After waiting around the arrival terminal for two hours, we decided we’d try and get a taxi to the university. Once there, we reasoned, we could (theoretically) find the foreign office and (theoretically) find someone to help us (theoretically) check into our living space for a theoretical nap.
As uncertain as this plan was, it might well have succeeded if not for one critical error. We were so delighted when the cab driver understood Xibei Daxue (Northwestern University) that we didn’t bother to show him the address or consider the possibility that there might be two schools in Xi’an with remarkably similar names.
We unloaded our belongings at the gates of Northwestern University and took turns scouting the area for anyone expecting two new American teachers. After hours of fruitless searching and humiliating cultural exchanges, a student with a little bit of English approached us and offered his aid. He was very insistent that what we needed most was to get inside and drink iced tea (I wish I had known that this was what he meant when he said “I have solved your problem. You follow me”), but, after much dragging of luggage back and forth, it was he who finally deduced that we were to be employed by Northwestern Polytechnical University, not Northwestern University.

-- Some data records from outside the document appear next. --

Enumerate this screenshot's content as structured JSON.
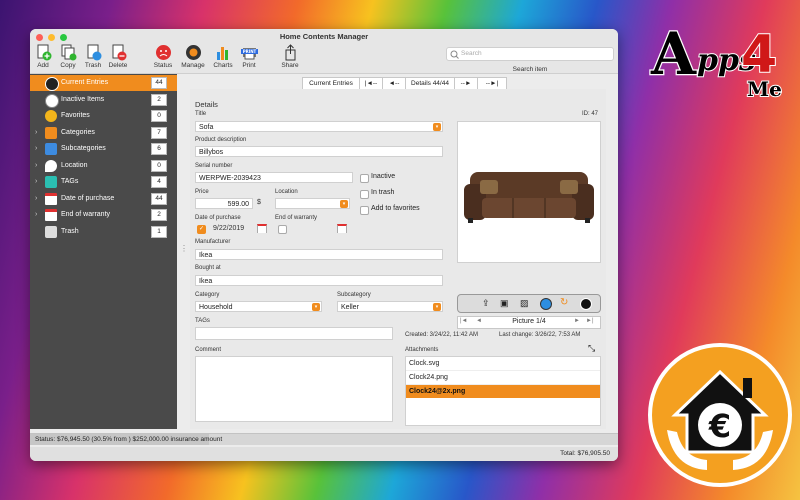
{
  "window": {
    "title": "Home Contents Manager"
  },
  "toolbar": {
    "add": "Add",
    "copy": "Copy",
    "trash": "Trash",
    "delete": "Delete",
    "status": "Status",
    "manage": "Manage",
    "charts": "Charts",
    "print": "Print",
    "share": "Share",
    "print_badge": "PRINT"
  },
  "search": {
    "placeholder": "Search",
    "label": "Search item"
  },
  "sidebar": {
    "items": [
      {
        "label": "Current Entries",
        "count": "44"
      },
      {
        "label": "Inactive Items",
        "count": "2"
      },
      {
        "label": "Favorites",
        "count": "0"
      },
      {
        "label": "Categories",
        "count": "7"
      },
      {
        "label": "Subcategories",
        "count": "6"
      },
      {
        "label": "Location",
        "count": "0"
      },
      {
        "label": "TAGs",
        "count": "4"
      },
      {
        "label": "Date of purchase",
        "count": "44"
      },
      {
        "label": "End of warranty",
        "count": "2"
      },
      {
        "label": "Trash",
        "count": "1"
      }
    ]
  },
  "nav": {
    "current": "Current Entries",
    "first": "|◄--",
    "prev": "◄--",
    "details": "Details 44/44",
    "next": "--►",
    "last": "--►|"
  },
  "details": {
    "heading": "Details",
    "id_label": "ID: 47",
    "title_label": "Title",
    "title": "Sofa",
    "desc_label": "Product description",
    "desc": "Billybos",
    "serial_label": "Serial number",
    "serial": "WERPWE-2039423",
    "price_label": "Price",
    "price": "599.00",
    "currency": "$",
    "location_label": "Location",
    "location": "",
    "inactive": "Inactive",
    "in_trash": "In trash",
    "add_fav": "Add to favorites",
    "dop_label": "Date of purchase",
    "dop": "9/22/2019",
    "eow_label": "End of warranty",
    "manufacturer_label": "Manufacturer",
    "manufacturer": "Ikea",
    "bought_label": "Bought at",
    "bought": "Ikea",
    "category_label": "Category",
    "category": "Household",
    "subcategory_label": "Subcategory",
    "subcategory": "Keller",
    "tags_label": "TAGs",
    "created": "Created: 3/24/22, 11:42 AM",
    "changed": "Last change: 3/26/22, 7:53 AM",
    "comment_label": "Comment",
    "attachments_label": "Attachments",
    "attachments": [
      "Clock.svg",
      "Clock24.png",
      "Clock24@2x.png"
    ],
    "picture": "Picture 1/4"
  },
  "status": {
    "text": "Status: $76,945.50 (30.5% from ) $252,000.00 insurance amount",
    "total": "Total: $76,905.50",
    "percent": 30.5
  },
  "brand": {
    "logo_text": "Apps4Me",
    "accent": "#f08c1e",
    "active_bg": "#f08c1e"
  }
}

Jackie, as our sometimes misguided savior called himself, accompanied us into the taxi and to NPU (mere blocks away), helped us find the hotel where foreign teachers stayed and translated for us at the front desk. So now, less than 12 hours into our stay in China, we already find ourselves deeply indebted to a total stranger, a fact that may turn Jackie into a mixed blessing as time goes on.
When Ms. Xiang Dan, our supposed contact in the foreign office, came to see us in our hotel room (around 4:00 in the afternoon her time, around 2:00 in the morning ours), she was, to be fair, quite apologetic. Apparently, they’d gotten their a.m.’s and their p.m.’s mixed up or something. As for her telephone number, it changed years ago. Here’s a fresh one. Awesome.
On a brighter note, I hear Hu Jintao has really incredible hygiene. He sure is an amazing person. I wonder what he’s doing right now?